А По? Обладая умом ни сбалансированным, ни беспристрастным, и воображением, которое принимало искаженные фантазии лихорадочного мозга за чистые импульсы какой-то таинственной музы и отпускало поводья коням, довериться которым побоялся бы даже Фаэтон, он может лишь вызвать нашу жалость там, где жаждет нашего восхищения. Qui non dat quod amat, non accipit ille quod optat — гласила надпись на старой шахматной доске времен Генриха II. И что любил По? Истина пожимает плечами, но воздерживается от ответа: самого себя. Ему были свойственны причуды гения при отсутствии его широкой душевности; его тонкая проницательность без честности целей; его поразительная оригинальность без гармоничных пропорций; его неизбежные ошибки без упорной энергии. Он не признавал никаких принципов; им не двигала никакая возвышенная цель; он даже не занимался — как это делали столь многие несчастные великие люди — никакой химерой. От столь высокоразkultured (культивированного) ума, столь тонко настроенной организации мы ожидали редчайших цветов, божественнейших мелодий. Цветы лежат перед нами — лишь бутоны, с которых еще не опала зеленая чашечка незрелости и в чьем холодном сердце еще не родился аромат; мелодии витают вокруг нас, непревзойденные по механике, удивительные в чудесном согласии, но столь же лишенные души гармонии, как и партитура сонаты Бетховена ля-бемоль мажор для неученых глаз. Если его разборы и критические статьи остры и изящны, то они ненадежны и противоречивы, ибо им часто двигали личные обиды, непростительный эгоизм и мнения тех, чье расположение он заискивал. Он был Байроном без байроновского чудесного восприятия природы, байроновского осознания добра.
И неужели от гения вроде этого наша литература переняла свой тон? Упаси бог! Могут существовать мини-Аполлоны, «маленькие Кричтоны этого часа», которые увивают свои чела ветвями кипариса, упавшими с венка этого извращенного поэта, и воображают себя увенчанными лавром народного признания. Но эти люди — не образцы нашей литературы. Поистине великий ум никогда не формируется кумиром одного дня, клики, секты. Чистосердечным и сильным должен быть человек, чьи руки касаются чертогов мировой души, кто постигает дух грядущего времени. Ошибки могут быть прощены, пороки могут быть забыты, если за ними стояла лишь благородная цель, озаренная истинным созидательным гением.

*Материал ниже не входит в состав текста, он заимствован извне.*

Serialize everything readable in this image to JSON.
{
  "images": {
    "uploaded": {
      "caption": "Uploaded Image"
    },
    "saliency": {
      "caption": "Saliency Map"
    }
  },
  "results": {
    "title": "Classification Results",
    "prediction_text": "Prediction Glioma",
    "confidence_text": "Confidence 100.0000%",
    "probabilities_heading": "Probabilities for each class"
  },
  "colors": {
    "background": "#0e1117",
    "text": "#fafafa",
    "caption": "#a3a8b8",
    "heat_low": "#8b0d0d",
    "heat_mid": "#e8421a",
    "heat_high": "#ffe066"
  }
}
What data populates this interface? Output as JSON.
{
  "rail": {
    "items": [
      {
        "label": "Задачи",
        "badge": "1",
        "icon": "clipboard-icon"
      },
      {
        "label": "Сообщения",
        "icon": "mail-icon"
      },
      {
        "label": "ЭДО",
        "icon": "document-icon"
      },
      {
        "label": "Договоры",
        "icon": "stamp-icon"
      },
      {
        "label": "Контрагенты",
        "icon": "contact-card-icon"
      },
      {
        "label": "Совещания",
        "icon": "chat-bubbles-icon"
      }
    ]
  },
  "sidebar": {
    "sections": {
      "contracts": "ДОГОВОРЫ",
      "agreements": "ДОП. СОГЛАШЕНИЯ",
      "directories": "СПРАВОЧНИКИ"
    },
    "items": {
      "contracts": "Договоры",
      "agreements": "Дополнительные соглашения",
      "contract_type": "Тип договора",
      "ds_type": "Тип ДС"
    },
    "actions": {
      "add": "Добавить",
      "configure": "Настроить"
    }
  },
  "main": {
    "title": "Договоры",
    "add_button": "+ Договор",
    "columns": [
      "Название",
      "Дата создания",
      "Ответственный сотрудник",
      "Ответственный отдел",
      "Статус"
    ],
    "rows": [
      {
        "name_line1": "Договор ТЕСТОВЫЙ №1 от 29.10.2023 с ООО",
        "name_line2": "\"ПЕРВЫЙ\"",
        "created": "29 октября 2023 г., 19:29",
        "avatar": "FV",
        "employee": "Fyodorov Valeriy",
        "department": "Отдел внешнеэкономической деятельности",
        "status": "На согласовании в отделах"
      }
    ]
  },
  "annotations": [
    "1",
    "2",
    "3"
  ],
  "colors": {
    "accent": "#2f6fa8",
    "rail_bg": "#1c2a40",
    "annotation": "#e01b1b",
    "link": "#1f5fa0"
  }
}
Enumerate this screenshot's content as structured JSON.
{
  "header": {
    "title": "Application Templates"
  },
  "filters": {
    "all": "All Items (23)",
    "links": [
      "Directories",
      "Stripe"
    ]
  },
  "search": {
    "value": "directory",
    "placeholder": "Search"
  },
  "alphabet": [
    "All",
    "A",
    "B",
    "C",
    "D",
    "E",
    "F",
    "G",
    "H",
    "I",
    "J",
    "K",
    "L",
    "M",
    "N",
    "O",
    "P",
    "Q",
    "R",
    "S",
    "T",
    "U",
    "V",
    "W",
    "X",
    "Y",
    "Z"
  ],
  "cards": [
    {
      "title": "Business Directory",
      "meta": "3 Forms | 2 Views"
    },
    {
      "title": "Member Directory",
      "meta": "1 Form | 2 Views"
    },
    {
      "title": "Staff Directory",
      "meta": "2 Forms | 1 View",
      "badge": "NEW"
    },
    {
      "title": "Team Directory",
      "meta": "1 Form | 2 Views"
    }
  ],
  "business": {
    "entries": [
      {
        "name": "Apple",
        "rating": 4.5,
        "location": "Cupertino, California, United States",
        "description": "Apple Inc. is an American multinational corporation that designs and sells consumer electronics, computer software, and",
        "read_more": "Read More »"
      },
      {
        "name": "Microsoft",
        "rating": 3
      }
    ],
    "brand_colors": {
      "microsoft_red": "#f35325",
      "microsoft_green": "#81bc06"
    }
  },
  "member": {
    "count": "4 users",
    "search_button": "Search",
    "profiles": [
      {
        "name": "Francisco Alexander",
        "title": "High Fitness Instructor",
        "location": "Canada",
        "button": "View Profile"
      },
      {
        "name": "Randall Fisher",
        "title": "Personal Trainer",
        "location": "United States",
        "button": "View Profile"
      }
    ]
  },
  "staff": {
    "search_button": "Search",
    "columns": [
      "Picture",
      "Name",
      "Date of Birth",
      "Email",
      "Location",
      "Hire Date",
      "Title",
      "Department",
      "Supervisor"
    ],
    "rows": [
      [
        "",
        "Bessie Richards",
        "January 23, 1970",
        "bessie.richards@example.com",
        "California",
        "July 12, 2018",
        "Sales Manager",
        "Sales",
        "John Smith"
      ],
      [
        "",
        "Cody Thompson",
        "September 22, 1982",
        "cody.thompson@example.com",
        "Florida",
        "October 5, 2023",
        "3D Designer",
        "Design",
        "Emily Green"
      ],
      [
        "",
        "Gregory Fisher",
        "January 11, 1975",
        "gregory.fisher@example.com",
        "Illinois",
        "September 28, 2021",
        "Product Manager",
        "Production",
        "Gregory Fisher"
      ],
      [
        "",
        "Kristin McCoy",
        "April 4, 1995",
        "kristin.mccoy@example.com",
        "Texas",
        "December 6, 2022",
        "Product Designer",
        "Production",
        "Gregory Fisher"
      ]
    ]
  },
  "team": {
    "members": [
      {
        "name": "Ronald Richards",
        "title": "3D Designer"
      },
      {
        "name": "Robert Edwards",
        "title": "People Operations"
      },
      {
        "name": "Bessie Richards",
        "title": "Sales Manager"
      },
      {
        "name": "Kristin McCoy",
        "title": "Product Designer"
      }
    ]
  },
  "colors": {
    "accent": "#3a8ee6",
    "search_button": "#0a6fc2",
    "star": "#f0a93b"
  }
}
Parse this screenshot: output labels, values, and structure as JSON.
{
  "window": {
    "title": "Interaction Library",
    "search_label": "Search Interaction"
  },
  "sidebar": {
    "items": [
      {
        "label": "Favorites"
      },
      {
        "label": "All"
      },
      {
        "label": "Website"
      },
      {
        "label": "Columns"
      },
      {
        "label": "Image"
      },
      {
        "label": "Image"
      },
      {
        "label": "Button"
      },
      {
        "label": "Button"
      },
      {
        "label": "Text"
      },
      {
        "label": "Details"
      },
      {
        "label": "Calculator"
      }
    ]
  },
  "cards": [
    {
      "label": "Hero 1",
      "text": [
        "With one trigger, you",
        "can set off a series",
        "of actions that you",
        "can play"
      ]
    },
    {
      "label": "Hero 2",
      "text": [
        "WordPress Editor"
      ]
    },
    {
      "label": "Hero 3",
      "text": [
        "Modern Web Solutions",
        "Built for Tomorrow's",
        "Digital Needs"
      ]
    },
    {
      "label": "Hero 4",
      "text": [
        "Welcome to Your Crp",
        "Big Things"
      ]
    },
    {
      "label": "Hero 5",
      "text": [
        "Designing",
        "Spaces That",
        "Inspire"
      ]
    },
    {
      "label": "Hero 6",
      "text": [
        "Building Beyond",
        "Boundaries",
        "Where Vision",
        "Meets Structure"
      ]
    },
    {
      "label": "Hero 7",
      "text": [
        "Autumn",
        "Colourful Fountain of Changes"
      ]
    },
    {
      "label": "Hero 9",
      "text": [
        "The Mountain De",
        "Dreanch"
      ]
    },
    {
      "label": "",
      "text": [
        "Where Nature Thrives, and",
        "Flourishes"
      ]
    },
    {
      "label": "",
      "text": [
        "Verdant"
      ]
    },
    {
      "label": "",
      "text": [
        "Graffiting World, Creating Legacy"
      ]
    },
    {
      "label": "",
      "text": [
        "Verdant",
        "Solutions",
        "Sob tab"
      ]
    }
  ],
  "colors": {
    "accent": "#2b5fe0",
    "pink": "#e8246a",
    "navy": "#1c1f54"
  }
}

Но на нашем литературном небосводе появились и более крупные созвездия, которые пылают неувядаемым блеском даже рядом с той великой утренней звездой, что взошла над горизонтом Средневековья. У нас есть историки, обладающие всей правдивостью и богатством выражения Чосера, и поэты с его свежей нежностью, сверкающими мыслями и изысканной простотой сердца. И возможно, если мы поищем отличительные черты нашей литературы, мы обнаружим, что это сила и жизнерадостность, столь преобладающе свойственные Чосеру, в признании которых самим себе мы так долго отказывали. Обратите внимание на величественные, но плавные периоды Мотли; его отточенную светскость стиля, теплое, но не утрированное колористическое решение его описаний, твердые, но никогда не лишенные изящества контуры его зарисовок характеров, которые делают его Микеланджело среди историков. В своей яркой образности, великолепной эрудированности, тонкой аналитической силе он не уступает Маколею, в то время как значительно превосходит его в беспристрастности — этом бриллианте историка — и в своем глубоком понимании главных движущих принципов описываемой им эпохи. Прескотт, Бэнкрофт и Ирвинг также не уступают Гиббону, Юму или Робертсону.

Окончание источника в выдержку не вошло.